I shall explore some of the recent events outlined by my hon. Friend the Member for Brent, North. He is particularly concerned that in the light of an FOS decision on a specific case, banks and building societies should be required—I take it that this was his suggestion—to put right all similar cases instead of doing so only in response to individual complaints. I shall stand corrected if his meaning was different.

I understand why my hon. Friend finds that idea initially attractive, but it would blur an important distinction that is central to the way in which we regulate. To tamper with that distinction would be detrimental to consumers, bad for the industry and would risk creating two separate regulators operating with different remits. We try to maintain a clear distinction between complaints handling and regulation. The FOS is available to consider individual complaints, whereas my hon. Friend's argument relates to regulation.
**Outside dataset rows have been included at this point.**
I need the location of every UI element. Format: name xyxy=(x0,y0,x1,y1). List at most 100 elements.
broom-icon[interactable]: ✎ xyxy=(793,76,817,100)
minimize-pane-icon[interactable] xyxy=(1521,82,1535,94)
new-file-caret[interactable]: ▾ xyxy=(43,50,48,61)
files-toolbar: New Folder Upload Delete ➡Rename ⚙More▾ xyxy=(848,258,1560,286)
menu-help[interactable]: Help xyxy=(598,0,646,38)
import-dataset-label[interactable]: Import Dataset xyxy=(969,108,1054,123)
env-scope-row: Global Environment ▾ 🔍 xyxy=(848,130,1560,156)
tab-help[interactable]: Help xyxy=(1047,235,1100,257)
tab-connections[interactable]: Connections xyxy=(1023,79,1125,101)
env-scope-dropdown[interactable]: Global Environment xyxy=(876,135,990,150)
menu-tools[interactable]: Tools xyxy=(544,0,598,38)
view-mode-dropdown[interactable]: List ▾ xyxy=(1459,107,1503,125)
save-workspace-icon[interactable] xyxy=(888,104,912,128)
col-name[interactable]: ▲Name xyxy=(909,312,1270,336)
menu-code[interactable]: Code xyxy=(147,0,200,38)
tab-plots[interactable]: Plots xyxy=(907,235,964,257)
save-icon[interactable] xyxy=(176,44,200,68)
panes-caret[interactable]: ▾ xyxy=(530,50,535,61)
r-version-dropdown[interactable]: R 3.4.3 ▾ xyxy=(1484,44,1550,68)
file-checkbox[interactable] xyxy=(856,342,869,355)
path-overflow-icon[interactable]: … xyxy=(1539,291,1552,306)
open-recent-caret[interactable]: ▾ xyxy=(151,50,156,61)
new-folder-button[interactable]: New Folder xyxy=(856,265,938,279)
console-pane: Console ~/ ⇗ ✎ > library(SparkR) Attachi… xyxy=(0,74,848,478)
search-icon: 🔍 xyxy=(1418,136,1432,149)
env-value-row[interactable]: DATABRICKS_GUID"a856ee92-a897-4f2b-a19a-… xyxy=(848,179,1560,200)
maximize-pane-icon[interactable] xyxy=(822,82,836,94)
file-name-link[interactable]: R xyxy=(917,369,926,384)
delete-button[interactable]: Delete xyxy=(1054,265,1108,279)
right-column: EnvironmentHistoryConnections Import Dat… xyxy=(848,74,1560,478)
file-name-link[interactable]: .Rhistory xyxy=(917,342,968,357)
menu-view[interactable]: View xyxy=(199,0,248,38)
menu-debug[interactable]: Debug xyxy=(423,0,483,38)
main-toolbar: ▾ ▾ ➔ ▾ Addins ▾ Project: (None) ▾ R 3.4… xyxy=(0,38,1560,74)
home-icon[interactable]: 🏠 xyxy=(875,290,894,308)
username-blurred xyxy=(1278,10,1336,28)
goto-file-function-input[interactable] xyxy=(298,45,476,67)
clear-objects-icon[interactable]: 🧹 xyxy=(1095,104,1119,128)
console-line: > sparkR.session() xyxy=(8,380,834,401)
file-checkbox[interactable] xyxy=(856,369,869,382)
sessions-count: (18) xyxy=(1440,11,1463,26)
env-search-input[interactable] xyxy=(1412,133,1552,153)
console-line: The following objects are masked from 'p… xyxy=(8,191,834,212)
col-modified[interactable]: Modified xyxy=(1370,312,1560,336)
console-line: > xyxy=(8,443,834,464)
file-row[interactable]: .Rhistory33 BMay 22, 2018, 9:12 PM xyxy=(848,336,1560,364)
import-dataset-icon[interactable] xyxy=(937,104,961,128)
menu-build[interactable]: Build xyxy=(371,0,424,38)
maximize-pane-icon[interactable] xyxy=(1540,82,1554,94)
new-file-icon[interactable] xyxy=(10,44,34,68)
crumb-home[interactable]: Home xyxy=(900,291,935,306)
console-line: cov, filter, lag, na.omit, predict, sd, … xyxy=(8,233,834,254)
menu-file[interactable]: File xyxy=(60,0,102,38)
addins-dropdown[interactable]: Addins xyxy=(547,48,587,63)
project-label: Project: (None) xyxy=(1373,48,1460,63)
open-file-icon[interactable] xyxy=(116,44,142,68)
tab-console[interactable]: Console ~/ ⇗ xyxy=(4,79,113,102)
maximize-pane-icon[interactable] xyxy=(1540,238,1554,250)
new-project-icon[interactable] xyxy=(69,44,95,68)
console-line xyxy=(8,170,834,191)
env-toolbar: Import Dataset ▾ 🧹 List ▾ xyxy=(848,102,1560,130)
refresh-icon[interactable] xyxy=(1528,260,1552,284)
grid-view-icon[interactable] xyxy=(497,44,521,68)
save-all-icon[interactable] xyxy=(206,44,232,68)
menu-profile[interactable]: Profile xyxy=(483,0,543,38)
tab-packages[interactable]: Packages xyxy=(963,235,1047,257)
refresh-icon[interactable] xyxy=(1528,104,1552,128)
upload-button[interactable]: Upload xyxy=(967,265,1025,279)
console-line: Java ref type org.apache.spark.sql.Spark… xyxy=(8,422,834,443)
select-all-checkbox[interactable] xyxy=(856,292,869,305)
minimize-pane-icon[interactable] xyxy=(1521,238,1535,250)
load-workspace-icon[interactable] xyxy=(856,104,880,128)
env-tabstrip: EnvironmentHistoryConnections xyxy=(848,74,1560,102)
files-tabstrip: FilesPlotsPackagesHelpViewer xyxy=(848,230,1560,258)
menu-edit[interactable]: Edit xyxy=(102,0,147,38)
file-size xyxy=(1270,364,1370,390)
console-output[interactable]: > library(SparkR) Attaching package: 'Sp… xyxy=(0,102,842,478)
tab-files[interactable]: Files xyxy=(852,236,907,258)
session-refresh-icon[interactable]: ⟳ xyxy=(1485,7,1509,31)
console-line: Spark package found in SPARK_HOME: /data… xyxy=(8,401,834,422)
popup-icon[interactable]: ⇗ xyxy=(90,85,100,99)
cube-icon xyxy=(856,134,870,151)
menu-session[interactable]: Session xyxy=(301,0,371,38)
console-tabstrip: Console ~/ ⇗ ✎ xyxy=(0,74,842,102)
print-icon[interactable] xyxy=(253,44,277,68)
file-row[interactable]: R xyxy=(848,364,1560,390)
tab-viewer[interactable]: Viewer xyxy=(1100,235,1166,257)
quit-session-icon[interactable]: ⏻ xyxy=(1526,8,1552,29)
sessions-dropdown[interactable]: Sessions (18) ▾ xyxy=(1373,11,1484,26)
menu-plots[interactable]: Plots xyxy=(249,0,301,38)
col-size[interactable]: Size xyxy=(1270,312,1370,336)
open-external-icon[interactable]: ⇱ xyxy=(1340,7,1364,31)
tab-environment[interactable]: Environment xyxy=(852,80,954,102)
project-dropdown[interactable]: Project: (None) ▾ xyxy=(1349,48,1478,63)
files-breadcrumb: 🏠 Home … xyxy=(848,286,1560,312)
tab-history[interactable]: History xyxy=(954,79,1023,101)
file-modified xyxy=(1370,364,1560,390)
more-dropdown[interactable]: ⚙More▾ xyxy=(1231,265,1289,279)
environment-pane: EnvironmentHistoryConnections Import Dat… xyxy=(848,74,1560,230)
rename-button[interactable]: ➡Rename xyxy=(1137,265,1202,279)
The prudential regulation of banks and building societies—ensuring that they maintain sufficient resources and appropriate systems and controls—is the responsibility of the FSA. Standards relating to conduct of businesses for mortgages are currently set out in the mortgage code. It is the role of the Mortgage Code Compliance Board to ensure that personal customers receive a fair deal from the banks and building societies that subscribe to the code. As I said earlier, the decision has been made to transfer mortgage advice and intermediaries to the FSA in 2004.

In practice, the distinction between regulation and complaints handling works well and in the interests of consumers. It enables regulators and ombudsmen to concentrate on their core tasks and avoids their diluting the authority and expertise of one another.

Mr. Gardiner

I appreciate the distinction and I am cognisant of the dangers that would arise if every complaint to the FOS were decided generically and applied to every other case. However, my hon. Friend should take on board the fact that as soon as the lower variable rates were introduced by companies, a whole category of contracts into which those companies had entered were effectively rendered fraudulent. At the moment, the only redress has been through the FOS, but consumers are entitled to regulation that stops such wholesale abuse by companies. I urge her to meet the mortgage lenders involved and encourage them to sort out the problem now. I believe that some arse-kicking now by my hon. Friend will speed up the process.

Ruth Kelly

I thank my hon. Friend. Our diagnosis of the problem is somewhat different. As I understand it, the ombudsman has criticised the information provided to consumers at the point of sale and the ability of lenders to differentiate the rates at which they provide loans to their customers. The core criticism is of the information provided rather than of the system. The FSA is considering how to define and operate its new system of treating consumers fairly and I am sure that it will examine that, but it is for the FSA, not the Treasury, to decide. However, I am certain that it will hear the concerns that my hon. Friend has outlined and consider them seriously.

I thank my hon. Friend for his interest in these issues. Consumers throughout the country will want to follow the debate. He has raised important matters that he should also take up with the Financial Services Authority.